According to 2020 data from the Canadian Centre for Policy Alternatives, Toronto, On. reported the highest median toddler fees last year at $1,578 a month, followed by Richmond Hill, On., at $1,327 and Richmond, B.C. at $1,300.
Calgary ranks the highest among Albertan cities, at $1,250 per month.
Trudeau said the agreement shows that two governments, with differing perspectives on a range of issues, can find common ground.
“The provinces and the federal government don’t always get along on everything and there are always going to be points of disagreement but I’m really, really pleased to be here today with Premier Kenney and the Government of Alberta to demonstrate that on the things that matter most to citizens …we can get big things done,” he said.
Kenney said the deal, negotiated by his Minister of Children’s Services Rebecca Schulz, meets the unique needs of Albertan parents.

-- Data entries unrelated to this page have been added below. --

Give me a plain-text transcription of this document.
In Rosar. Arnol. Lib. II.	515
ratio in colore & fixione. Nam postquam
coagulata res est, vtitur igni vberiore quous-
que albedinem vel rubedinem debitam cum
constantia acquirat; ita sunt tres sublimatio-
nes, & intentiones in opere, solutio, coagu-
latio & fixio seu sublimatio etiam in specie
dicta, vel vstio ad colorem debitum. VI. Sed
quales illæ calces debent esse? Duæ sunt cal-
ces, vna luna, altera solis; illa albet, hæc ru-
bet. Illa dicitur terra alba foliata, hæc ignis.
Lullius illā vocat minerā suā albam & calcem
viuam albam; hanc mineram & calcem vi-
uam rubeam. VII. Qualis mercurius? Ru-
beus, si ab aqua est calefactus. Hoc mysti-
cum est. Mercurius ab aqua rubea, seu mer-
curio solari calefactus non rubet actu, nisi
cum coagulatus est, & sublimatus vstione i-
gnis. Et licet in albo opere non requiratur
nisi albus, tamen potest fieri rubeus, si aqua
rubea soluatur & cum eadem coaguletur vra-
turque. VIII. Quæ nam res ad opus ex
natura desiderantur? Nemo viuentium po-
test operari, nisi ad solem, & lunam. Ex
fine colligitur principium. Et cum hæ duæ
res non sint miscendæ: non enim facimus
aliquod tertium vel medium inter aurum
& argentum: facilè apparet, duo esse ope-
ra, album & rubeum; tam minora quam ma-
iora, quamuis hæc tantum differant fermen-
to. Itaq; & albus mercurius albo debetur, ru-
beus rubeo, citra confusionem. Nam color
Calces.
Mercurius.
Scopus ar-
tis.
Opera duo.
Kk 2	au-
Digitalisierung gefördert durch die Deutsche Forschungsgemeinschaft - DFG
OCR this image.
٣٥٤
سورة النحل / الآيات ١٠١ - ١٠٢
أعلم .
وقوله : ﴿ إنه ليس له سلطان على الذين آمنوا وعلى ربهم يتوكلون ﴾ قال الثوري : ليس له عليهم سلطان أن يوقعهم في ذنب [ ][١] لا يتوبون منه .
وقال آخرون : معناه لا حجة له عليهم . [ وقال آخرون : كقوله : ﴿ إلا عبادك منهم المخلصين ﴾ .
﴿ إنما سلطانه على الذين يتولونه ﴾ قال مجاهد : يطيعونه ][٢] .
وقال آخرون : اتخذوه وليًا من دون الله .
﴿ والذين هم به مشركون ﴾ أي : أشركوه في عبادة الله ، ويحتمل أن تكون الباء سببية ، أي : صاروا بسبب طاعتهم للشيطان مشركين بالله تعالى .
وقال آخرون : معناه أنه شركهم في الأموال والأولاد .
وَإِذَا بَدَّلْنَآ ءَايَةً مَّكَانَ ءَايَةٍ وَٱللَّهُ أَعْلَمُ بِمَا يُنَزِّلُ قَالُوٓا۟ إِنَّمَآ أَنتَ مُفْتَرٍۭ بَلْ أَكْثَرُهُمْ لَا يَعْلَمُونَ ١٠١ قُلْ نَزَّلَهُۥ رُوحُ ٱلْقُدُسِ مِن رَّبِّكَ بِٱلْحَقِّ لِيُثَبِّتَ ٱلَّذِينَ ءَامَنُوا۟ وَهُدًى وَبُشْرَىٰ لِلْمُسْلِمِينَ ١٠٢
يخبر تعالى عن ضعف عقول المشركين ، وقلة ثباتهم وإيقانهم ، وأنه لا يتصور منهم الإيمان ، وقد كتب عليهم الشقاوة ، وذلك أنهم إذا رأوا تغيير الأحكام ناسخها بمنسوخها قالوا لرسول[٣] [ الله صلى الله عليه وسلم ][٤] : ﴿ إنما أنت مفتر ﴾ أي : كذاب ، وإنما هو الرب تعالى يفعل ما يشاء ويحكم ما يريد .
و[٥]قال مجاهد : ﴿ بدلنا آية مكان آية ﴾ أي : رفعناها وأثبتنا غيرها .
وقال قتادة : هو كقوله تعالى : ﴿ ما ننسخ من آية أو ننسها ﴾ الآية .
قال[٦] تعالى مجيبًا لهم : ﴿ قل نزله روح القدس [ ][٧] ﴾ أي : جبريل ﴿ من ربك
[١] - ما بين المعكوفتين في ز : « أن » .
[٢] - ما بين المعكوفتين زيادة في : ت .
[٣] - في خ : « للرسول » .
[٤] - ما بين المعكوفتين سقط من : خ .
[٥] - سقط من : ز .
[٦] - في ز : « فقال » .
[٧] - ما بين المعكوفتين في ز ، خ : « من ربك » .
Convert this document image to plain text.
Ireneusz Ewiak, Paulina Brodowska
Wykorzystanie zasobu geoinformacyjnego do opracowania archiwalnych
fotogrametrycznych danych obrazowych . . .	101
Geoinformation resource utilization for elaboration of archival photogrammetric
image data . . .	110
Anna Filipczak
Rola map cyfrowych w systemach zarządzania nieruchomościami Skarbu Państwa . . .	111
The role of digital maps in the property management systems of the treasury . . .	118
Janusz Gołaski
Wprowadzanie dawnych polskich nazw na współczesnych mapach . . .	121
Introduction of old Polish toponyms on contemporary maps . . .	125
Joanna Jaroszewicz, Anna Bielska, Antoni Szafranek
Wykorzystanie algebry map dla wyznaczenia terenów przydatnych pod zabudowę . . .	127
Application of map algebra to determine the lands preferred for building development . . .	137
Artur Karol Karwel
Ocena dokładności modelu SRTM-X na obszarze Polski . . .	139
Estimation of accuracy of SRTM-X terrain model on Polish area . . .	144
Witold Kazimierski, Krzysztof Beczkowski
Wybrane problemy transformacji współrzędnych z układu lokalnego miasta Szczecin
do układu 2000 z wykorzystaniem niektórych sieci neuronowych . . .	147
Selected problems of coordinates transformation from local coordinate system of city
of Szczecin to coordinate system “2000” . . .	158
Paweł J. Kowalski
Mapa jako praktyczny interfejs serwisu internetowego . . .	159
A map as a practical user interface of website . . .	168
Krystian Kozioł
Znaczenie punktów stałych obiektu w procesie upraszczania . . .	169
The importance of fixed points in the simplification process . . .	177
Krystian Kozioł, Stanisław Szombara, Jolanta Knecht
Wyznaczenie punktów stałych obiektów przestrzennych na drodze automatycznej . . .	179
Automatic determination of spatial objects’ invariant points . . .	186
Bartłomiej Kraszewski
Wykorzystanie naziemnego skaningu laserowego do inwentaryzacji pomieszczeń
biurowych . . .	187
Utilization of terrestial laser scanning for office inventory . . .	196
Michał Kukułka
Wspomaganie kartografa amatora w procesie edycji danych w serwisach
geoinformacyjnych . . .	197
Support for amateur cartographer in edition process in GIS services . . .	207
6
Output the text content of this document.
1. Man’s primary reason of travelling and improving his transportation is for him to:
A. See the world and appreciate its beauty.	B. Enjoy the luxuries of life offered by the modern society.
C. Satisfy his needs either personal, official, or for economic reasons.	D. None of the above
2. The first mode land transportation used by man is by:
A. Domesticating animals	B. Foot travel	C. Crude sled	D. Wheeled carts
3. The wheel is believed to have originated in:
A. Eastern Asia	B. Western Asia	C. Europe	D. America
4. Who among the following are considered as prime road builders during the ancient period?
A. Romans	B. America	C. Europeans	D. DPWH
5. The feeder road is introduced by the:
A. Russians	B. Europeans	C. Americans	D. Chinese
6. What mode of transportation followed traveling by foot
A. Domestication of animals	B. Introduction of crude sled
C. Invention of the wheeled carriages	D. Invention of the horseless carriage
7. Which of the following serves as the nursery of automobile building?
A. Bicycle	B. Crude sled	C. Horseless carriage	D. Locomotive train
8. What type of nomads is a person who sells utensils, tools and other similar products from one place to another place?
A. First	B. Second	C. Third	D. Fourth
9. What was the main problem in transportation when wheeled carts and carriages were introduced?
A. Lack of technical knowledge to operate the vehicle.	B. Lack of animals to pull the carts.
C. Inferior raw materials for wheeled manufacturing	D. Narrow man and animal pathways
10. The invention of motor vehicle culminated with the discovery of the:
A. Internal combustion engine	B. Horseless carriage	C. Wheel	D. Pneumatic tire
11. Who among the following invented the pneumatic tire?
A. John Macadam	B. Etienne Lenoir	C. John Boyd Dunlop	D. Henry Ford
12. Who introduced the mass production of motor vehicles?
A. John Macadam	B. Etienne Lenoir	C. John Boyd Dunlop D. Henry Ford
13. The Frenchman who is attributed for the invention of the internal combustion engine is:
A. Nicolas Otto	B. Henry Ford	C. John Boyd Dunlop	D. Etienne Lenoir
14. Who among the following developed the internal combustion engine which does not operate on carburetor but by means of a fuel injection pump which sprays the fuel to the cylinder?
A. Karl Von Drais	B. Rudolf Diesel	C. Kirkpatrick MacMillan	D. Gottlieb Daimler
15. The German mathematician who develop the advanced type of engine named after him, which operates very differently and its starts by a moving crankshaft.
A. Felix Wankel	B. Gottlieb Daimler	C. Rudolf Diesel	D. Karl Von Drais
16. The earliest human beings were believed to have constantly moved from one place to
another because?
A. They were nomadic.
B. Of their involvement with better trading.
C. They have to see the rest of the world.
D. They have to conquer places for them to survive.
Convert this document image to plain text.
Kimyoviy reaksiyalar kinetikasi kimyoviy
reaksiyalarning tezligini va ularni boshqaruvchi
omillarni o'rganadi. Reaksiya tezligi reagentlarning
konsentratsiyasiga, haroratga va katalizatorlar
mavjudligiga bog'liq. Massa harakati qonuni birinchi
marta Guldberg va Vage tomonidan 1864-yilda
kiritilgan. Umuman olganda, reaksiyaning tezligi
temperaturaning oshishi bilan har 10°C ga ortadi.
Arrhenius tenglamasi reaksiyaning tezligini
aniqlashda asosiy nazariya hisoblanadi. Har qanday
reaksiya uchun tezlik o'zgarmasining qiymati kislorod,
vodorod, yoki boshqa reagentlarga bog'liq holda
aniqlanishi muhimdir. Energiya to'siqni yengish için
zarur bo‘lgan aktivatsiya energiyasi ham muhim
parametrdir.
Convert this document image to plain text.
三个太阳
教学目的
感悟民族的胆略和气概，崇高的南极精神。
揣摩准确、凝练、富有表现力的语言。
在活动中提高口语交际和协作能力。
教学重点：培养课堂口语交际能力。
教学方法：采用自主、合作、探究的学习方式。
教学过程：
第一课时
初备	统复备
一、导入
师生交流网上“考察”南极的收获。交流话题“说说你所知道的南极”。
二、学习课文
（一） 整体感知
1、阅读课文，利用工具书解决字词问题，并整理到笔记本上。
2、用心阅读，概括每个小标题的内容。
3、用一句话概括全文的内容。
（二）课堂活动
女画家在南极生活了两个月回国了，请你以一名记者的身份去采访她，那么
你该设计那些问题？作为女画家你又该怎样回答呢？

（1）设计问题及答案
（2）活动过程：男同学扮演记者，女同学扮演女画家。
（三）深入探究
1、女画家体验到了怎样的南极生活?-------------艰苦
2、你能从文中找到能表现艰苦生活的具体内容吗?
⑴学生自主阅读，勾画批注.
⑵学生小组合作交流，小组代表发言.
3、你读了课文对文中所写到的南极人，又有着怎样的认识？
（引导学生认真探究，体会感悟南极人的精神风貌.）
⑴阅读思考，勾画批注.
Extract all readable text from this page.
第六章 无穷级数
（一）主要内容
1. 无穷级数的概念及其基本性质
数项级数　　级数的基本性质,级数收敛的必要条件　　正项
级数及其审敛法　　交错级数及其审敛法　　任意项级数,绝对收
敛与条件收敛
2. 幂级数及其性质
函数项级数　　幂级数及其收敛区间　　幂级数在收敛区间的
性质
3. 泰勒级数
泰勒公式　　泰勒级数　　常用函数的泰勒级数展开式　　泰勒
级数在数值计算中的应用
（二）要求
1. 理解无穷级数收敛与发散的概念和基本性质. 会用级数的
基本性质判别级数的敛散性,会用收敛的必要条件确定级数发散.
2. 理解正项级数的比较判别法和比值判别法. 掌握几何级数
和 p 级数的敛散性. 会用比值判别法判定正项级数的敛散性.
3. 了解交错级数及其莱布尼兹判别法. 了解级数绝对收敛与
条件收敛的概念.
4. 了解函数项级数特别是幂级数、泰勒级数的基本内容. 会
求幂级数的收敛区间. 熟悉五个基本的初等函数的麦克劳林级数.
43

“This means that all types of licensed child care for kids up to kindergarten like preschools, daycare, and licensed family day homes will now be supported through this deal with the federal government,” said Kenney.
More than half of child-care spaces in Alberta are in private settings.
The money will go towards creating operating grants, raising subsidy programs to help low-income families, and increasing infant care spaces.
Kenney was asked why the province didn’t get the same flexibility in their deal as Quebec did with its. The federal government is working with the province separately to enhance their already low-cost child-care framework.
“We certainly wanted the same flexibility as Quebec. Of course, Quebec has had their own program for many years but they got, I understand, complete flexibility in their agreement, which we would have preferred,” he said.
“But at the end of the day, this is the best deal that we could get.”
Trudeau responded stating that Quebec’s arrangement isn’t a question of flexibility.
“Quebec already has $10 a day child care, indeed it’s $8.50. So it made no sense for us to impose conditions that they have already surpassed. It’s not about treating one province differently,” he said.
Karina Gould, minister of families, children and social development spoke to negotiations with Ontario, noting that Ottawa is still waiting for an action plan from the province.
“As has been the case with every single province and territory across the country, seven months ago, the Government of Canada sent a terms sheet basically explaining what our objectives are with regards to fee reduction, space creation, and workforce development,” she said.
“We’re still waiting for more details from the province of Ontario.”
The Liberal’s 2021 budget stipulates that Ottawa will authorize the transfer of the first batch of funding as soon as bilateral agreements are reached.